L’Inde sanctuarise le droit à la vie privée

La Cour suprême indienne a jugé que les Indiens bénéficiaient d’un droit constitutionnel à la vie privée, décision capitale dont les ramifications pourraient s’étendre des libertés numériques à la dépénalisation de l’homosexualité. La plus haute instance judiciaire d’Inde s’est retrouvée confrontée à ce sujet brûlant en cet âge du « big data » lors d’une action en justice contre Aadhaar, une gigantesque base de données biométriques présentée par le gouvernement comme un outil majeur de développement.

Les détracteurs d’Aadhaar, lancée en 2009 et qui contient à ce jour les données biométriques (empreintes digitales, iris…) de 1,1 milliard d’Indiens, estiment que l’obligation d’y être enregistré pour avoir accès à un nombre croissant de services comme l’ouverture d’un compte en banque, d’une ligne de téléphone ou l’octroi de subventions, pose un danger aux libertés civiles. Saisie de la question, la Cour suprême a finalement tranché jeudi et déclaré le respect de la vie privée un droit inaliénable: « le droit au respect de la vie privée est part intrinsèque de l’article 21 (de la Constitution) qui protège la vie et la liberté », a déclaré le panel de neuf juges dans une décision unanime.

Le pouvoir indien soutenait que le droit à la vie privée passe après celui des masses à la santé, à l’eau ou à mener une vie digne. Selon lui, l’obligation de respect de la vie privée entrave ses programmes de développement. « Aujourd’hui marque une grande victoire pour les citoyens indiens », s’est félicité Prashant Bhushan, avocat des pétitionnaires, à la sortie de la Cour suprême.
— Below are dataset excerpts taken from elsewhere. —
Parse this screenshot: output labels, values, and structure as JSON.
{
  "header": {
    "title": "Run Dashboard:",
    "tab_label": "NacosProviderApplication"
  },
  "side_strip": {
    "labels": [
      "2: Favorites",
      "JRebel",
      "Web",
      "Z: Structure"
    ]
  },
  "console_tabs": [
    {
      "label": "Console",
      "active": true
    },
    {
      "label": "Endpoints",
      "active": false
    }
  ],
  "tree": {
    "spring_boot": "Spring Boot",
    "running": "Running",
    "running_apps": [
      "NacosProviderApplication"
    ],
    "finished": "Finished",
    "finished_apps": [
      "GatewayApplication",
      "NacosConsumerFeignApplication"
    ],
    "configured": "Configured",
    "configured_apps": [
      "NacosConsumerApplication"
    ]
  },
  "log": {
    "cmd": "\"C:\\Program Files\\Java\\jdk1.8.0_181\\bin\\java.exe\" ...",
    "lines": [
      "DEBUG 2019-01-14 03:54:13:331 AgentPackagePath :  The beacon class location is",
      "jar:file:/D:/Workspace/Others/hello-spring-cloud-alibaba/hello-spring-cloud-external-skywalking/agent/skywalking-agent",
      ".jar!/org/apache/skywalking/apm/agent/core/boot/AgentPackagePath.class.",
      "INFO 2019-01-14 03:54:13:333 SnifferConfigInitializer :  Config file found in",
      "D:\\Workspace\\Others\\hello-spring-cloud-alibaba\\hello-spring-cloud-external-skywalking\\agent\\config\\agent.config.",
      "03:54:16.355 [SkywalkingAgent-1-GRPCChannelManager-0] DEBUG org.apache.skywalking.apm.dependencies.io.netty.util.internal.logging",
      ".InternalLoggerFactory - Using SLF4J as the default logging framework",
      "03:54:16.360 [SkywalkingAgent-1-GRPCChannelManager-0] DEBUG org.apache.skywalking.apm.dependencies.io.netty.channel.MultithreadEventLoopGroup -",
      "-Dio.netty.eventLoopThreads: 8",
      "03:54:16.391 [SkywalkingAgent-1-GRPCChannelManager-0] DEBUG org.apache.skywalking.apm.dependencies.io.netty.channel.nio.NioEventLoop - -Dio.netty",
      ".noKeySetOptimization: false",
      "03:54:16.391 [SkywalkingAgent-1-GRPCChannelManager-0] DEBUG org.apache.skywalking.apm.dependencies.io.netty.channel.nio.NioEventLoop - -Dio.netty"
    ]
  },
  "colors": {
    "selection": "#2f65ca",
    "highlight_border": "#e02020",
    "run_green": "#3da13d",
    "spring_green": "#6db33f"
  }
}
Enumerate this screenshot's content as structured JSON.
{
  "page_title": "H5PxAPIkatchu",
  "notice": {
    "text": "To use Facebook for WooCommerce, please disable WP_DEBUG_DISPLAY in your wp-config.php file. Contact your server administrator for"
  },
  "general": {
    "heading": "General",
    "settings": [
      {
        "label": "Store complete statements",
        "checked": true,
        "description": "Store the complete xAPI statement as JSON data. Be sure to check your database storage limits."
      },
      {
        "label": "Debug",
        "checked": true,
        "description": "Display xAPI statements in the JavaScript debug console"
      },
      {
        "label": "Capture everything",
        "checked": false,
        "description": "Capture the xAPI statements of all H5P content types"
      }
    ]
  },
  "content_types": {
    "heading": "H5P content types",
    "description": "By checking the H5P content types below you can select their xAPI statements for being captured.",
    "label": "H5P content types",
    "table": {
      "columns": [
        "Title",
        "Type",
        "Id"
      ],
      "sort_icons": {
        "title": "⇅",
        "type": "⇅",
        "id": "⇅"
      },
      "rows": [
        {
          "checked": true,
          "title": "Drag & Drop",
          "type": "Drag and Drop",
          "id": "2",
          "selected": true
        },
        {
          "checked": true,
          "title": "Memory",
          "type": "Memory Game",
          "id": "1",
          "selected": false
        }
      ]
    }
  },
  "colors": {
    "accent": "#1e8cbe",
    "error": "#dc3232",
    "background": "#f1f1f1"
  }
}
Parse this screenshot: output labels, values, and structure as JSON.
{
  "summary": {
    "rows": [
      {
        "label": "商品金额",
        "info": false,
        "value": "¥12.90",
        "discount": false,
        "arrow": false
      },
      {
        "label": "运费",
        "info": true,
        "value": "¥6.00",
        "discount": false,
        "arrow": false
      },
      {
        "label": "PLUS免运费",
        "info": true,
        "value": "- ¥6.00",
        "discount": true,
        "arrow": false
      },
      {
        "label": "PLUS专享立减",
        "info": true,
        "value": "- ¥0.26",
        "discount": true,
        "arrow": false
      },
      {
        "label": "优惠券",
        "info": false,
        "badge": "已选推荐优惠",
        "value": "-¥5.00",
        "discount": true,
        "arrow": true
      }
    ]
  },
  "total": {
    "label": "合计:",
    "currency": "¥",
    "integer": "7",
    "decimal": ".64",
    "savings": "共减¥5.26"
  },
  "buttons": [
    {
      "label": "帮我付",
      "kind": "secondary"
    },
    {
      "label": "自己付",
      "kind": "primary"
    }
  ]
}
La décision de jeudi ne portait que sur la question de constitutionnalité de la vie privée. La Cour suprême va désormais pouvoir reprendre son examen du recours contre Aadhaar (mot signifiant « fondation » en hindi). Au-delà du cas d’Aadhaar, estimait jeudi la presse indienne, cette décision pourrait par un mécanisme de dominos rouvrir plusieurs arrêts emblématiques comme le maintien d’un article du code pénal pénalisant l’homosexualité.